Anno 2009/10: E’ la stagione del 4-2-4 fantasia di Leonardo, di Alexandre Pato, del prestito di Beckham, dei tanti goal fatti e dei tanti subiti. E’ la stagione in cui dagli spalti si osannavano le giocate di Ronaldinho ma anche quella dei primi fischi a Gattuso, Pirlo, Zambrotta, Jankulovsky e Ambrosini che sembravano aver fatto il loro tempo. Ed è proprio sul centrocampista bresciano che si ebbe il maggior accanimento. I tifosi non erano più disposti a vedere passeggiare il giocatore in cambio di qualche bella giocata.

 

Anno 2010/11: Massimiliano Allegri s’insedia sulla panchina rossonera, rivoluziona l’ambiente e si trova una squadra che ha fame di vittorie. Dentro Ibrahimovic, Cassano, Robinho, Boateng e Van Bommel. È la stagione del centrocampo roccioso, dinamico e del focalizzare il gioco sull’attaccante svedese che, nel bene o nel male, risolve la partite. I tifosi vedono in Allegri il messia, l’allenatore che ha avuto il coraggio di lasciare in panchina i vari Oddo, Ambrosini, Pirlo e di far fuori l’ormai quasi ex giocatore Ronaldinho (che aveva smesso di correre dopo l’addio di Leonardo).

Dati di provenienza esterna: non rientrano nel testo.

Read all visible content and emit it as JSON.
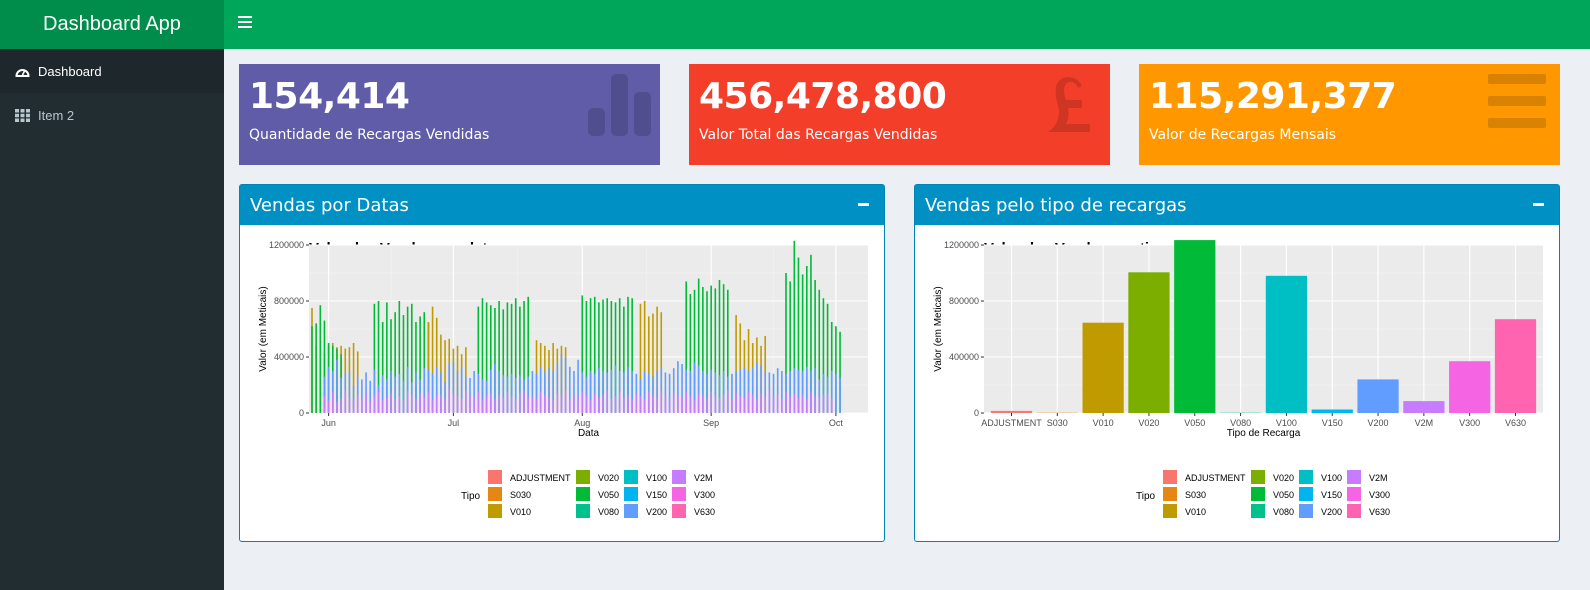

A fine stagione arriva il tricolore, il Milan conquista il diciottesimo scudetto e il centrocampista bresciano, ormai fuori dal progetto, lascia Milanello. Nella sua ultima stagione con la maglia rossonera ottiene 17 presenze (di cui la maggior parte entrando in campo a partita in corso) e tanti fischi.

 

Anno 2011/12: Andrea Pirlo, dopo uno sfrenato corteggiamento, firma per la Juventus. Una nuova sfida, una nuova piazza, nuove emozioni. Rischia la sua carriera, i bianconeri, infatti, arrivavano da un settimo posto e l’allora neo allenatore Antonio Conte era un signor nessuno. Ma, come sempre, a fare la differenza, sono le MOTIVAZIONI. Da quel momento, per tre stagioni, grazie anche al carisma e alla grinta dell’attuale CT della nazionale italiana, ritorna a conquistare lo scettro di miglior regista della serie A. E c’è di più. Correndo come mai aveva fatto nelle stagioni precedenti, aiuta la Juventus a vincere tre campionati di fila.

 

Dalla rinascita di Pirlo ad oggi: Come i vecchi detti insegnano, ti accorgi del valore delle cose dopo averle perse e vedendo le prestazioni negli ultimi anni di Andrea, i tifosi, hanno scaricato la colpa su Allegri ed Adriano Galliani. Con il senno di poi, sarebbe servito come il pane un centrocampista tecnico fra i vari incontristi ed ovviamente,a risentirne, è stato il gioco.

 

Ormai da parecchio tempo, è in corso un match infinito di ping-pong e al posto della pallina c’è la responsabilità che nessuno vuole prendersi. Ma, come scritto pocanzi, la colpa non è di nessuno. Seppur si possa leggere sull’autobiografia del centrocampista, “Andrea, il nostro allenatore Allegri pensa che se resti non potrai più giocare davanti alla difesa. Per te avrebbe pensato a un altro ruolo: sempre a centrocampo, ma sulla parte sinistra”, non possiamo dimenticare che, ormai da qualche stagione, le sue prestazioni non erano più all’altezza della sua fama e nel frattempo, era in atto una fase di tagli di stipendi (e il giocatore percepiva, in base agli obiettivi raggiunti, un netto che oscillava fra i 5 ed i 7 milioni all’anno). Certe volte però, la risoluzione del problema, è molto più semplice di quella che sembra e questa prende il nome di “FATTORE UMANO”. La domanda da porsi quindi non è chi è il colpevole, ma, se Pirlo fosse rimasto, avrebbe fatto così bene?